Joseph Mapa (left) and Lawrence Bloomberg

TORONTO — In 1923, the Hebrew Maternity and Convalescent Hospital, later renamed Mount Sinai Hospital, opened its doors on Yorkville Avenue with 33 beds.

Coming full circle, the hospital, now a 472-bed academic health science centre on University Avenue, recently opened the new David and Stacey Cynamon Mother and Baby Unit, an expansion of the Frances Bloomberg Centre for Women’s and Infants’ Health. The expansion is part of the six newly built floors on the Murray Street side of the hospital.

Within two years, as part of the development project, the program will be expanded to include an enhanced neonatal intensive care unit, five new operating rooms, and labour and delivery rooms that are bigger and better equipped to deliver babies of high-risk mothers.

Joseph Mapa, president and CEO of Mount Sinai, said in a telephone interview that he “can’t help but note the irony that the hospital began as a maternity hospital, and is now starting to rebuild with a women’s health centre.”

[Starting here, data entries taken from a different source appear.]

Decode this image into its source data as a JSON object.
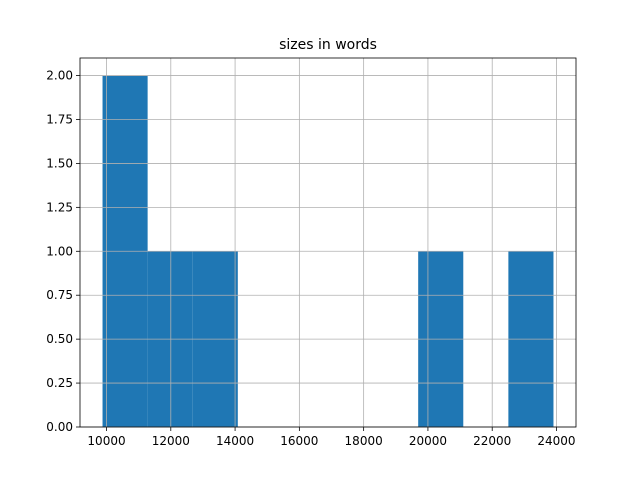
{
  "chart_data": {
    "type": "histogram",
    "title": "sizes in words",
    "bins": [
      9876,
      11279,
      12682,
      14085,
      15488,
      16891,
      18294,
      19697,
      21100,
      22503,
      23906
    ],
    "values": [
      2,
      1,
      1,
      0,
      0,
      0,
      0,
      1,
      0,
      1
    ],
    "color": "#1f77b4",
    "xlim": [
      9175,
      24607
    ],
    "xticks": [
      10000,
      12000,
      14000,
      16000,
      18000,
      20000,
      22000,
      24000
    ],
    "ylim": [
      0,
      2.1
    ],
    "yticks": [
      {
        "value": 0,
        "label": "0.00"
      },
      {
        "value": 0.25,
        "label": "0.25"
      },
      {
        "value": 0.5,
        "label": "0.50"
      },
      {
        "value": 0.75,
        "label": "0.75"
      },
      {
        "value": 1,
        "label": "1.00"
      },
      {
        "value": 1.25,
        "label": "1.25"
      },
      {
        "value": 1.5,
        "label": "1.50"
      },
      {
        "value": 1.75,
        "label": "1.75"
      },
      {
        "value": 2,
        "label": "2.00"
      }
    ],
    "grid": true
  }
}
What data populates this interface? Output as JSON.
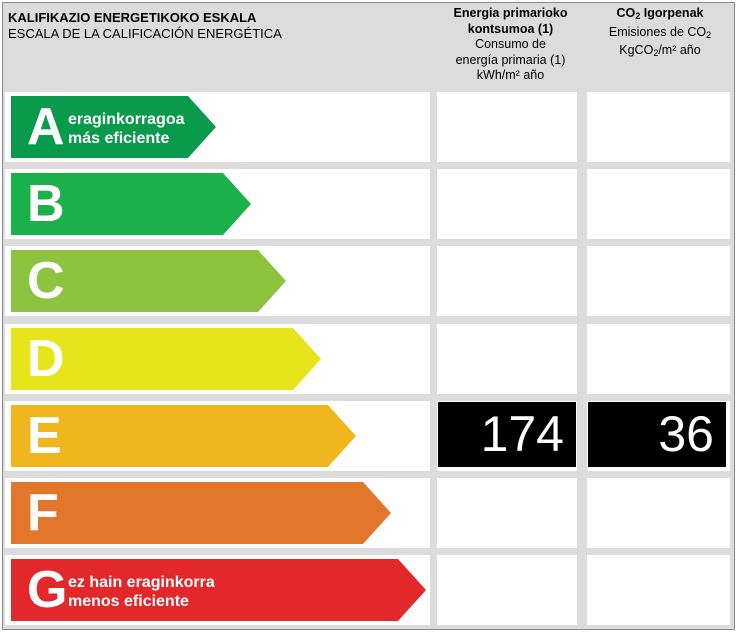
{
  "header": {
    "title_eu": "KALIFIKAZIO ENERGETIKOKO ESKALA",
    "title_es": "ESCALA DE LA CALIFICACIÓN ENERGÉTICA",
    "col1": {
      "line1": "Energia primarioko",
      "line2": "kontsumoa (1)",
      "line3": "Consumo de",
      "line4": "energía primaria (1)",
      "line5": "kWh/m² año"
    },
    "col2": {
      "line1_a": "CO",
      "line1_sub": "2",
      "line1_b": " Igorpenak",
      "line2_a": "Emisiones de CO",
      "line2_sub": "2",
      "line3_a": "KgCO",
      "line3_sub": "2",
      "line3_b": "/m² año"
    }
  },
  "ratings": [
    {
      "letter": "A",
      "desc1": "eraginkorragoa",
      "desc2": "más eficiente",
      "color": "#0a9a4c"
    },
    {
      "letter": "B",
      "desc1": "",
      "desc2": "",
      "color": "#1ab14b"
    },
    {
      "letter": "C",
      "desc1": "",
      "desc2": "",
      "color": "#8cc43f"
    },
    {
      "letter": "D",
      "desc1": "",
      "desc2": "",
      "color": "#e6e51c"
    },
    {
      "letter": "E",
      "desc1": "",
      "desc2": "",
      "color": "#f0b61e"
    },
    {
      "letter": "F",
      "desc1": "",
      "desc2": "",
      "color": "#e2762a"
    },
    {
      "letter": "G",
      "desc1": "ez hain eraginkorra",
      "desc2": "menos eficiente",
      "color": "#e3282b"
    }
  ],
  "values": {
    "rating_letter": "E",
    "primary_energy": "174",
    "co2_emissions": "36"
  }
}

The design of the new unit includes decentralized care stations, which allow clinicians to be closer to their patients at all times; medicine cabinets in each room, which make it easier for nurses to tend to patients in a more timely manner; more private rooms, which help to reduce cross-contamination, and comfortable chairs for breastfeeding, which also double as recliners for overnight support partners.

“For Mount Sinai [this expansion] is monumental. [The hospital] is entering a historic new era,” Mapa said.

“We are re-imaging the footprint of the entire hospital to further strengthen our commitment to delivering excellence in patient and family-centred care and clinical outcomes.”